I laughed too, shoving him, needing the contact. He shoved me back and I stumbled backwards, grabbing at him as we each grappled to get the better position to land the other on his ass. We bounced into walls and ended up pulling down the paint covered curtains, letting the fading light pierce the color-drenched room. But it was the walls that would have to go. Not just the curtains. I wouldn’t be sleeping in that house until the walls were white once more.
Georgia
THERE WAS A TRUCK PARKED at Kathleen Wright’s old house. It had been there off and on for two days. The front door hung open, and a few cans of paint sat on the tail gate, along with ladders and drop cloths and a wide assortment of other things. The truck was black and shiny and brand new. When I peered through the window like the snoopy, small-town girl I was, I could see the creamy leather of the seats and a cowboy hat on the dash. The truck didn’t look like anything Moses would drive. And I knew he’d never wear that hat.

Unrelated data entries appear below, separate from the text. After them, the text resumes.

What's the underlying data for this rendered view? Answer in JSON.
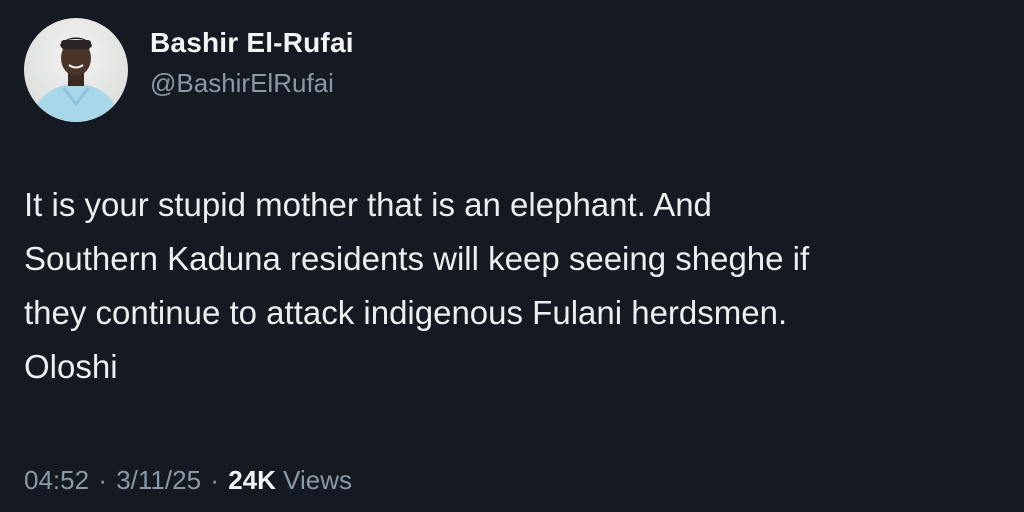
{
  "tweet": {
    "author": {
      "display_name": "Bashir El-Rufai",
      "handle": "@BashirElRufai",
      "avatar_icon": "user-avatar-photo"
    },
    "text": "It is your stupid mother that is an elephant. And\nSouthern Kaduna residents will keep seeing sheghe if\nthey continue to attack indigenous Fulani herdsmen.\nOloshi",
    "meta": {
      "time": "04:52",
      "separator": "·",
      "date": "3/11/25",
      "views_count": "24K",
      "views_label": "Views"
    }
  },
  "colors": {
    "background": "#151a22",
    "text_primary": "#eceef0",
    "text_secondary": "#8b98a5"
  }
}
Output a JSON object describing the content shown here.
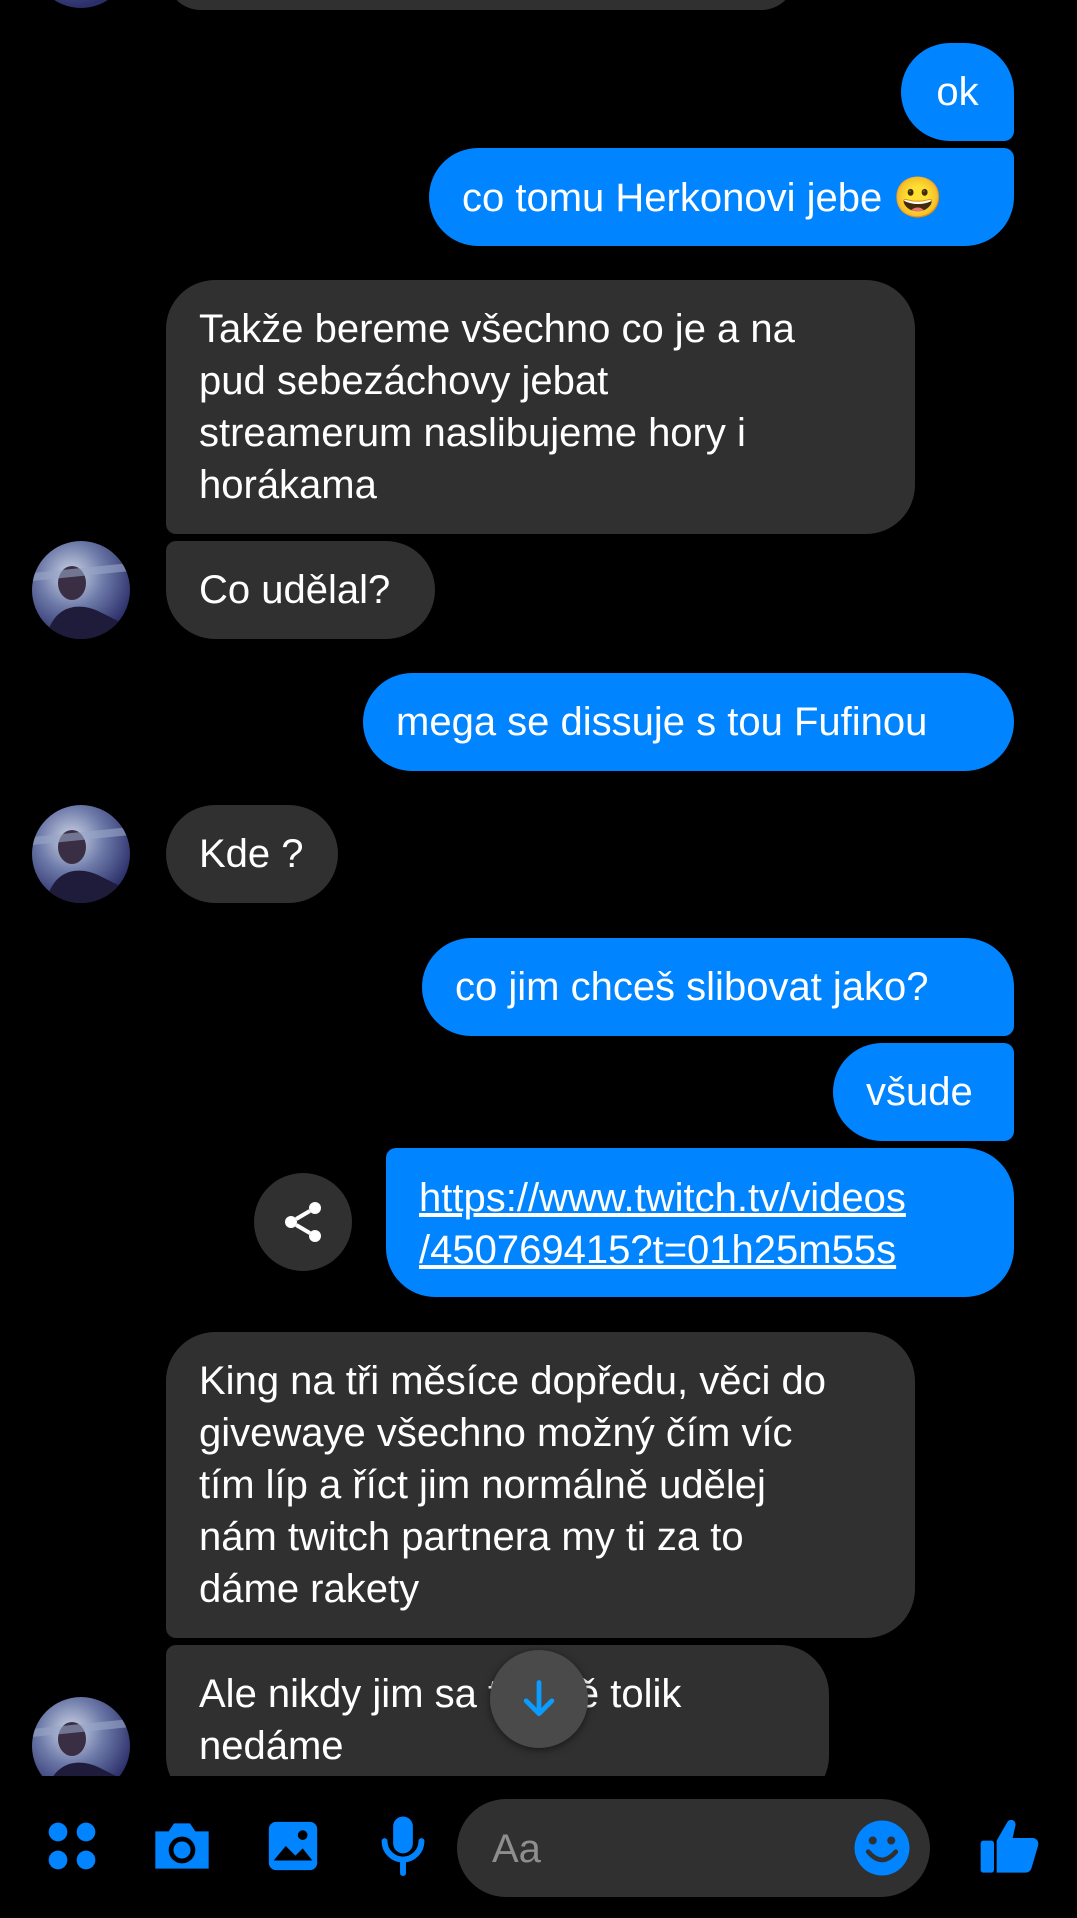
{
  "colors": {
    "accent": "#0084ff",
    "incoming_bubble": "#303030",
    "background": "#000000"
  },
  "messages": [
    {
      "direction": "out",
      "text": "ok"
    },
    {
      "direction": "out",
      "text": "co tomu Herkonovi jebe 😀"
    },
    {
      "direction": "in",
      "text": "Takže bereme všechno co je a na pud sebezáchovy jebat streamerum naslibujeme hory i horákama"
    },
    {
      "direction": "in",
      "text": "Co udělal?"
    },
    {
      "direction": "out",
      "text": "mega se dissuje s tou Fufinou"
    },
    {
      "direction": "in",
      "text": "Kde ?"
    },
    {
      "direction": "out",
      "text": "co jim chceš slibovat jako?"
    },
    {
      "direction": "out",
      "text": "všude"
    },
    {
      "direction": "out",
      "text": "https://www.twitch.tv/videos/450769415?t=01h25m55s"
    },
    {
      "direction": "in",
      "text": "King na tři měsíce dopředu, věci do givewaye všechno možný čím víc tím líp a říct jim normálně udělej nám twitch partnera my ti za to dáme rakety"
    },
    {
      "direction": "in",
      "text": "Ale nikdy jim sa… třejmě tolik nedáme"
    }
  ],
  "composer": {
    "placeholder": "Aa",
    "icons": [
      "apps-icon",
      "camera-icon",
      "gallery-icon",
      "microphone-icon",
      "emoji-icon",
      "thumbs-up-icon"
    ]
  },
  "message_text": {
    "m3": "Takže bereme všechno co je a na\npud sebezáchovy jebat\nstreamerum naslibujeme hory i\nhorákama",
    "m9": "https://www.twitch.tv/videos\n/450769415?t=01h25m55s",
    "m10": "King na tři měsíce dopředu, věci do\ngivewaye všechno možný čím víc\ntím líp a říct jim normálně udělej\nnám twitch partnera my ti za to\ndáme rakety",
    "m11": "Ale nikdy jim sa    třejmě tolik\nnedáme"
  }
}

But as far as I knew, Moses still owned the house. My stomach clenched nervously, but I refused to acknowledge it. He was probably there to clean it out and then he’d be gone. He probably wanted to sell it. That was all. Soon he would be gone again and I could go about my business. But my stomach didn’t believe me, and I spent the days in a nervous frenzy, accomplishing everything on my to-do list and feeling no sense of satisfaction in any of it. Dad was back home from the hospital and other than a little residual weakness, was doing fine. Mom fussed, which made him irritable, and I just tried to stay out of the house.